From Shmais.com comes this exciting offer of not one, but two segulos from the organization Chaya Mushka Yad leKallah...
Double Segulah for shidduch or any other blessings…until this Wed.
For segulah#1, all you have to do is give a contribution destitute Anash in Israel who are struggling to marry off their children.
Segulah #2 is available in two versions. A representative of Chaya Mushka Yad leKallah will be traveling to the grave of Yonasan ben Uziel for his yahrtzeit on 26 Sivan (this Thursday). For a small donation of $100, you can send the name of the person for whom you want divine favors with the representative.
However, for a donation of $300, you can get the segulah super deluxe. In addition to having your name (or the name of someone you want prayed for) to the grave, you can also write a full letter that he will read for you there, as well as at the grave of Rachel, the wife of Rabbi Akiva, R. Shimon bar Yochai, R. Meir Ba'al Hanes and R. Yehuda bar Ilai.* You can use that letter to pray for shidduchim, livelihood, health or anything else at all.
Hurry now! Don't let this valuable opportunity to curry Divine favor pass you by! Make sure you get your brownie points upstairs!!

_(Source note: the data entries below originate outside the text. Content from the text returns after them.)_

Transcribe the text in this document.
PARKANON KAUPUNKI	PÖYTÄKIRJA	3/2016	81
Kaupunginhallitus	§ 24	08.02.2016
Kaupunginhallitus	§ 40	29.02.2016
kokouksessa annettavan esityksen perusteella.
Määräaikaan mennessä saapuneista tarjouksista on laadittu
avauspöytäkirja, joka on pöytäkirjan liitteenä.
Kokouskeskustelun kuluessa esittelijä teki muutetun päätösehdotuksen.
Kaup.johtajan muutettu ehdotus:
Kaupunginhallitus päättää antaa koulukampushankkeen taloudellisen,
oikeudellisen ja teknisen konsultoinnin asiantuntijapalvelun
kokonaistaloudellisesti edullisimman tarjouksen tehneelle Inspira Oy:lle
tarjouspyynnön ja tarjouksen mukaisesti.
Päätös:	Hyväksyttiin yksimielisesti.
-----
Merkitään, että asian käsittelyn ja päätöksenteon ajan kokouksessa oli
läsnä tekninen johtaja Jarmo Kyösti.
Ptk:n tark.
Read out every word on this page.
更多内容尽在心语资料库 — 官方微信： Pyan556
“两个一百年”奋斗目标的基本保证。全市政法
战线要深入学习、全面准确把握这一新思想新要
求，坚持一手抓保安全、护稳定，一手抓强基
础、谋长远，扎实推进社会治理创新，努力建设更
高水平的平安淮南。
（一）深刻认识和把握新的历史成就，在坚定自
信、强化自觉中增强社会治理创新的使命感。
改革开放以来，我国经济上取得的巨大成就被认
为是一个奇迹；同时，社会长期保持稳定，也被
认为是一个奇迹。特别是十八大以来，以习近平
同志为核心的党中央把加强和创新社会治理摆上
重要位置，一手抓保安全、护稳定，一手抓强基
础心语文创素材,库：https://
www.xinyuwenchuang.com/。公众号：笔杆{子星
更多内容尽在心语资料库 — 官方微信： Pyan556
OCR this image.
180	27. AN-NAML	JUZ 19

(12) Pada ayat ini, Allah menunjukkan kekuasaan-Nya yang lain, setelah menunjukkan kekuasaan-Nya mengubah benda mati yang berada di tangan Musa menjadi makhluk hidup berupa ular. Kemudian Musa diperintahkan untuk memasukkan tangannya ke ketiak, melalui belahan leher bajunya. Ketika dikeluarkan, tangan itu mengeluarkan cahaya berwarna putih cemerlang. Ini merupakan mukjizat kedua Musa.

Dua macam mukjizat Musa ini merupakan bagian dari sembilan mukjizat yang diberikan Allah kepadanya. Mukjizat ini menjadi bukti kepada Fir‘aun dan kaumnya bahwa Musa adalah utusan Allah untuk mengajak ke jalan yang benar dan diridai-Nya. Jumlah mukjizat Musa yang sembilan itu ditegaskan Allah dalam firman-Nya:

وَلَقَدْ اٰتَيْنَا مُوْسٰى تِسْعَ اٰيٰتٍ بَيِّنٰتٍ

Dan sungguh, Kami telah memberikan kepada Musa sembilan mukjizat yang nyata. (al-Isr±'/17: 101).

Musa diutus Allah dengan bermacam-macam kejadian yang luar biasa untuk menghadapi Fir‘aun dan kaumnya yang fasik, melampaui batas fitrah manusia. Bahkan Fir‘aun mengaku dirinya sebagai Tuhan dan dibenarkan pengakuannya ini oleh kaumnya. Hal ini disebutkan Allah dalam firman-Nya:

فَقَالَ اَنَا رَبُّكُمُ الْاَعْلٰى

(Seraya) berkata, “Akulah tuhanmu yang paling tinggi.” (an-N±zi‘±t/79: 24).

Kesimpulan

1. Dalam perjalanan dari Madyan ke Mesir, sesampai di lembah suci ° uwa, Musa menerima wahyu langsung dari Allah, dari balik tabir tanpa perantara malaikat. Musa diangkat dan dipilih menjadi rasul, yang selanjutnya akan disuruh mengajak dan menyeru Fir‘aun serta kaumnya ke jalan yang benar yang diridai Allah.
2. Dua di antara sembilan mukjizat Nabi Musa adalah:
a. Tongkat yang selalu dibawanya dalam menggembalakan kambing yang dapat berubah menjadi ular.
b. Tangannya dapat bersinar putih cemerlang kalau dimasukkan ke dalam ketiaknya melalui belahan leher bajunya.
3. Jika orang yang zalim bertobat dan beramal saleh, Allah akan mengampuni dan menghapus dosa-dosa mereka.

OK, all sarcasm aside, I think that this reflects two sorry aspects of the way we as a community do things in the charity fundraising world.
The first sorry aspect is the way that "segulah" has become the new marketing buzzword of the tzedaka business. Everything is a segulah these days. Give to this organization, it's a segulah. Give to that organization, it's a segulah. What's it a segulah for? Shidduchim? Yeah, it's good for that. Livelihood? Yep, got you covered there too. Getting rid of warts? Sure, why not?
Back when I was kid, there was a word for that... prayer. But nowadays it appears that to be competitive in the market for the ever-scarce tzedaka dollar, you can't simply say that you'll daven for someone. You have to use the term "segulah." In fact, you might say that using the term "segualah" is a segulah in itself... to increase contributions. And, of course, one segulah is not enough. To truly complete, you have to offer the double segulah, with a super deluxe option.
The second sorry aspect of this whole thing is that the entire meaning behind the mitzvah gets completely lost. Heck, I'm all in favor of helping out destitute people. I don't personally know anything about Chaya Mushka Yad leKallah, but I'd give better than even odds that they are an organization that does wonderful things to help people get married. Giving to people in need is a great mitzvah, whether it's to help with their everyday expenses or for those once-in-a-lifetime events like marriage.
But these organizations are beginning to realize that it's far better to tell people what "in it for them" rather than about the good work that they do. Notice that there is not one word in the advertisement that tells how many people Chaya Mushka Yad leKallah helped to get married, or what their goals are for the next two years. There's no mention of how many poor Anash were helped in Israel through this program over the last year, or how many people they plan to try to help this year. It's no longer about actually helping people who need help, it's about getting as many Divine brownie points as you can. And that's just sad.
* Did Rachel, Rabbi Akiva's wife, actually marry all those other tanaaim after his death? Seems unlikely to me given what her age must have been. Or am I reading it wrong and it's her grave and the graves of the other tanaaim?